In 2018, there were 540,561 crashes on Texas roadways. Of that number, 95,572 – or 18 percent – were caused by distracted driving, resulting in 394 deaths and 2,340 serious injures, according to the Texas Department of Transportation.
Those sobering numbers come just a year after the state outlawed texting and driving, suggesting that drivers are not changing their behaviors. In fact, Texas launched a Heads Up campaign this summer in an effort to educate Texans on the dangers of distracted driving and raise awareness about the new law.
The texting while driving ban went into effect on Sept. 1, 2017. Basically, it made it illegal to read, write or send a text while driving in Texas. The law also covers emailing, instant messaging and posting to social media.
Section 545.4251 of Transportation Code prohibits the use of a portable wireless communication device to “read, write, or send an electronic message while operating a motor vehicle unless the vehicle is stopped.” Notice the “vehicle is stopped language.” This means, for example, that it would not be illegal to read a text while stopped at a stoplight.
Electronic messages include texts, emails, and other communications that are read from or entered into a wireless communication device for the purpose of communicating with another person.

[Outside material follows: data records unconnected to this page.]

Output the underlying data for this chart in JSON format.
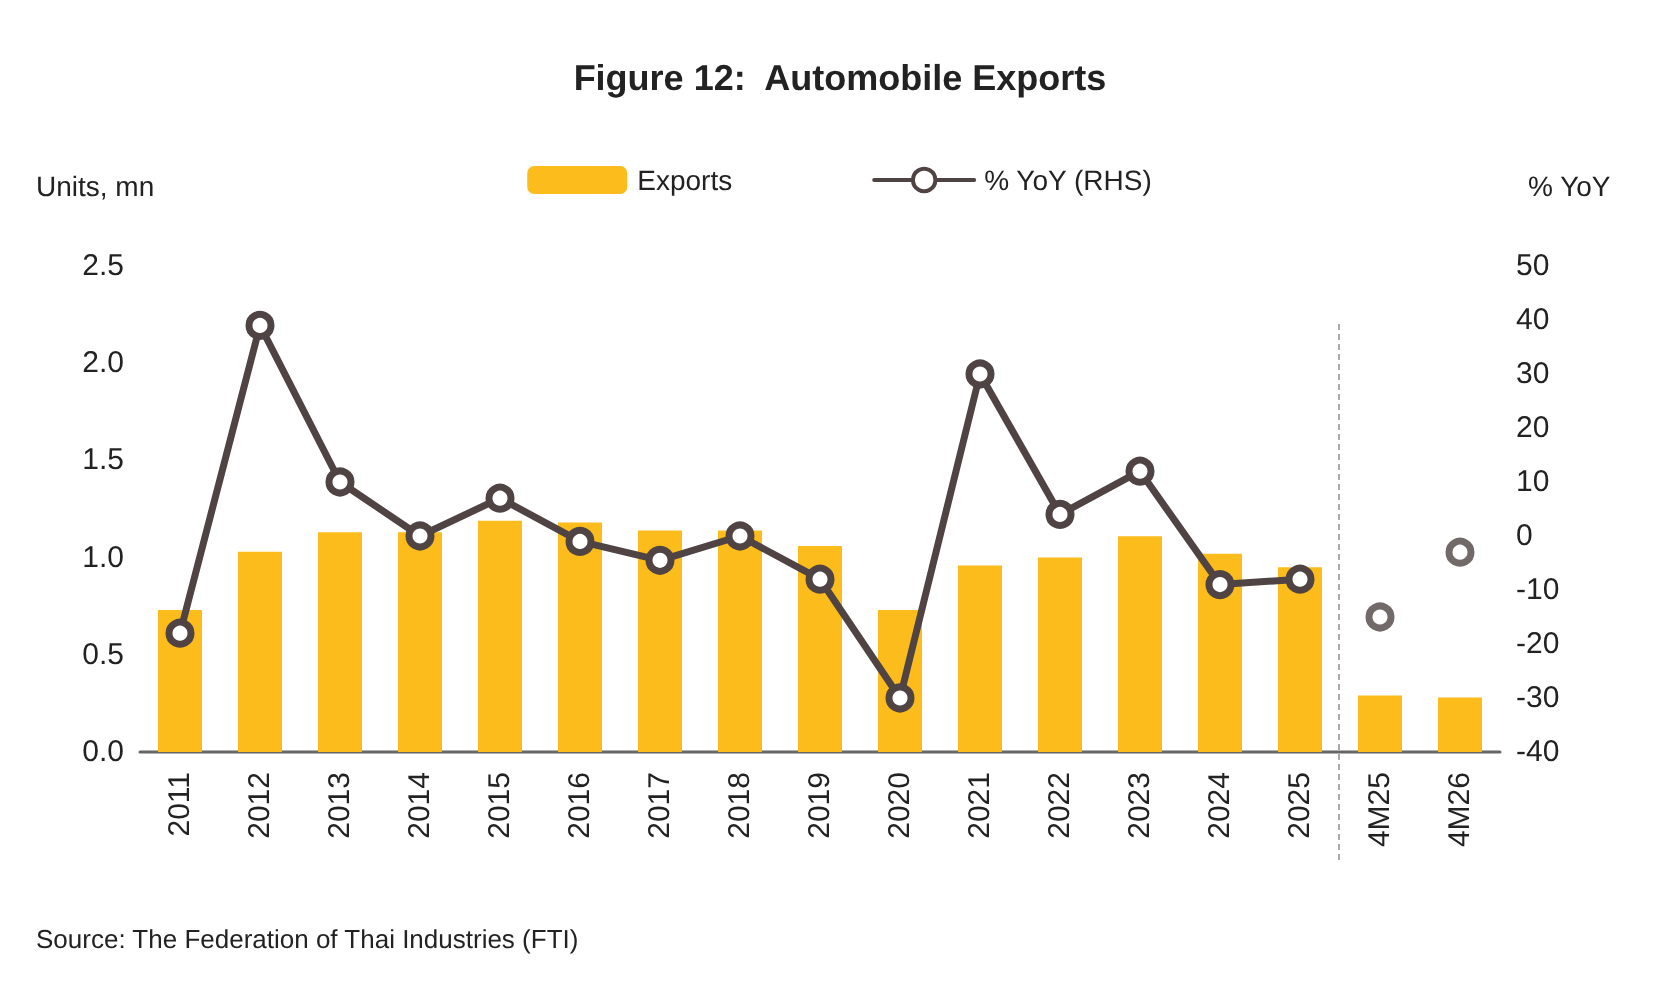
{
  "chart_data": {
    "type": "bar",
    "title": "Figure 12:  Automobile Exports",
    "categories": [
      "2011",
      "2012",
      "2013",
      "2014",
      "2015",
      "2016",
      "2017",
      "2018",
      "2019",
      "2020",
      "2021",
      "2022",
      "2023",
      "2024",
      "2025",
      "4M25",
      "4M26"
    ],
    "series": [
      {
        "name": "Exports",
        "color": "#fbbc1c",
        "values": [
          0.73,
          1.03,
          1.13,
          1.13,
          1.19,
          1.18,
          1.14,
          1.14,
          1.06,
          0.73,
          0.96,
          1.0,
          1.11,
          1.02,
          0.95,
          0.29,
          0.28
        ]
      },
      {
        "name": "% YoY (RHS)",
        "type": "line",
        "axis": "y2",
        "color": "#4f4343",
        "values": [
          -18,
          39,
          10,
          0,
          7,
          -1,
          -4.5,
          0,
          -8,
          -30,
          30,
          4,
          12,
          -9,
          -8,
          null,
          null
        ]
      },
      {
        "type": "scatter",
        "axis": "y2",
        "color": "#4f4343",
        "values": [
          null,
          null,
          null,
          null,
          null,
          null,
          null,
          null,
          null,
          null,
          null,
          null,
          null,
          null,
          null,
          -15,
          -3
        ]
      }
    ],
    "ylabel": "Units, mn",
    "y2label": "% YoY",
    "ylim": [
      0,
      2.5
    ],
    "yticks": [
      {
        "value": 0,
        "label": "0.0"
      },
      {
        "value": 0.5,
        "label": "0.5"
      },
      {
        "value": 1,
        "label": "1.0"
      },
      {
        "value": 1.5,
        "label": "1.5"
      },
      {
        "value": 2,
        "label": "2.0"
      },
      {
        "value": 2.5,
        "label": "2.5"
      }
    ],
    "y2lim": [
      -40,
      50
    ],
    "y2ticks": [
      -40,
      -30,
      -20,
      -10,
      0,
      10,
      20,
      30,
      40,
      50
    ],
    "marker": "circle",
    "legend": "top",
    "grid": false,
    "annotations": [
      "Source: The Federation of Thai Industries (FTI)"
    ]
  }
}
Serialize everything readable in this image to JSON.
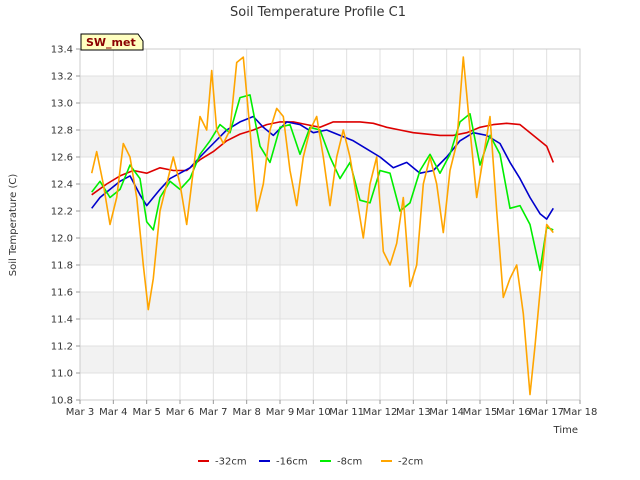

A wireless communication device is any device that uses a commercial mobile service that connects mobile devices for profit.
Drivers face a fine of $25 to $99 for a first offense. Repeat offenders face penalties ranging from $100 to $200.
Transportation Code Section 545.424 prohibits any person under the age of 18 from operating a motor vehicle while using a wireless communication device. No exception is made for vehicles that are stopped. In other words, it’s illegal for teens to use any kind of wireless communication device while behind the wheel, including making calls or texts on hands-free devices.
A first offense results in a fine of $25 to $99. Repeat offenders face penalties ranging from $100 to $200.
Any driver convicted of texting while driving who causes death or serious bodily injury faces a Class A misdemeanor, punishable by up to a year in jail and a $4,000 fine.
Motorists can still use their phones to report a crime, operate GPS or play music. The following are exceptions to the texting-while-driving ban:
An officer cannot arrest you for using your wireless communication device, but it may justify a stop in which case the officer discovers another reason to arrest you.
Under the new law, officers are able to stop anyone who is using their cell phone in their cars. Remember, many arrests occur as the result of a routine traffic stop. Driving while using your cell phone for anything gives an officer the ability to say they believed they had reasonable suspicion that you were texting. Think about that for a second: The fact that you were not actually texting is unlikely to result in the stop being invalid. All the officer needs is reasonable suspicion that an offense took place to stop you, not the actual commission of the offense.
In an effort to make their case, municipal prosecutors may have to subpoena phone records in an effort to show the driver was texting. Police officers are prohibited from taking or inspecting phones “unless authorized by the Code of Criminal Procedure, the Penal Code, or other law.” Officers will not be able to force you to give them your phone or seize your phone for only a violation of the texting and driving statute.
To prove the actual offense, a police officer will have to prove you were using your cell phone unlawfully for reading, writing, or sending an electronic message – and not for an approved purpose such as accessing GPS or a music app. And while a subpoenaed phone log may be helpful for the prosecution, they still may not need it. Remember, all the prosecutors have to do is convince the judge or jury that you were reading an electronic message.